Saturday, July 06, 2019
DEFYING THE GODS
Yesterday, I awakened in the early morning hours with a strong intuition that I needed to return regular postings of my “Dormgrandpop” blog. I began these postings in 2006. They dwindled to a single entry in 2018. What explains this? My work schedule was intense, but no more so than in previous years. In part, it was an awareness that Singaporeans do not necessarily welcome public commentaries by foreigners. Reading over years of postings, beginning in 2006, I was amazed at the quality of some – not all – of the postings. Today, I want to begin again.
My setting is idyllic, a generously sized room and bath in a spacious bungalow, situated on a generously sized plot, enveloped by Palm trees, Elm trees and other fauna whose names I have yet to learn. Our location is Safety Harbor, a retirement community of about 18,000, leavened with a significant younger generation. My daughter co-directs the Safety Harbor Arts and Music Center while enriching Safety Harbour and surrounding with murals and mosaic art, I will have more to say about this environment and my own engagement in subsequent postings.
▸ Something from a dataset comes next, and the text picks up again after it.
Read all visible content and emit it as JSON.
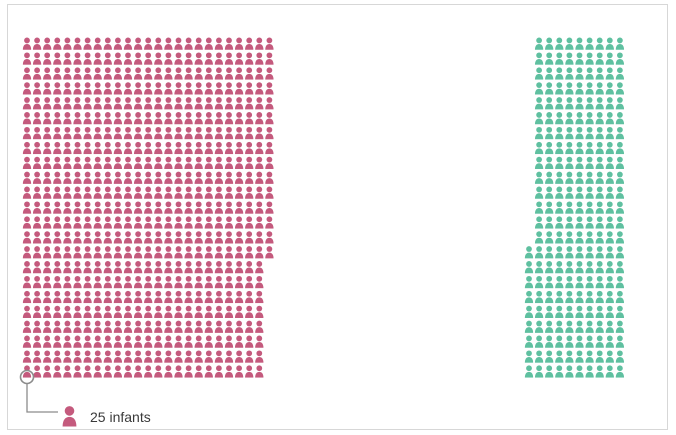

However today I want to express my concern about the dehumanization of society that I have experienced since my return to the United States. Surprisingly, individuals seem more wedded to their Smart Phones here in America than they were in Singapore. At this is just the tip of the iceberg. I have read forecasts, particularly in publications sponsored by the Wharton School of Business of the massive unemployment in just one area of commerce, truck driving, as a result of robotics. Another problem area is impact on mail-order concerns, particularly Amazon.com on retailing. Both in Singapore and the US, I have treasured my relationship with face-to-face retailing. It still thrives in retail establishments such as Publix and Walgreens, plus small retail establishments on Safety Harbor’s main street and periphery. I see little attention given to the social consequences of these trends. The worst is the travel business where airlines are engaged a concerted effort to put travel agents out of business and then delegate “customer relations” to outsourced call centres.
My musings lead me to return to a book that I read when, as a postdoctoral fellow in mathematics, Norbert Weiner’s The Human Use of Human Beings. In the concluding pages of this remarkably prescient work Weiner writes this reflection on the field to which he contributed.
The Greeks regarded the act of discovering fire with
very split emotions. On the one hand, fire was for them
as for us a great benefit to all humanity. On the other,
the carrying down of fire from heaven to earth was a
defiance of the Gods of Olympus, and could not but
be punished by them as a piece of insolence towards
their prerogatives. Thus we see the great figure of
Prometheus, the fire-bearer, the prototype of the sci-
entist; a hero but a hero damned, chained on the
Caucasus with vultures gnawing at his liver. We read
the ringing lines of Aeschylus in which the bound god
calls on the whole world under the sun to bear witness
to what torments he suffers at the hands of the gods.
The sense of tragedy is that the world is not a
pleasant little nest made for our protection, but a vast
and largely hostile environment, in which we can
achieve great things only by defying the gods; and that
this defiance inevitably brings its own punishment. It
is a dangerous world, in which there is no security, save
the somewhat negative one of humility and restrained
ambitions. It is a world in which there is a condign
punishment, not only for him who sins in conscious
arrogance, but for him whose sole crime is ignorance of
the gods and the world around him.
(Free Association Books, London, 1989, pp. 184.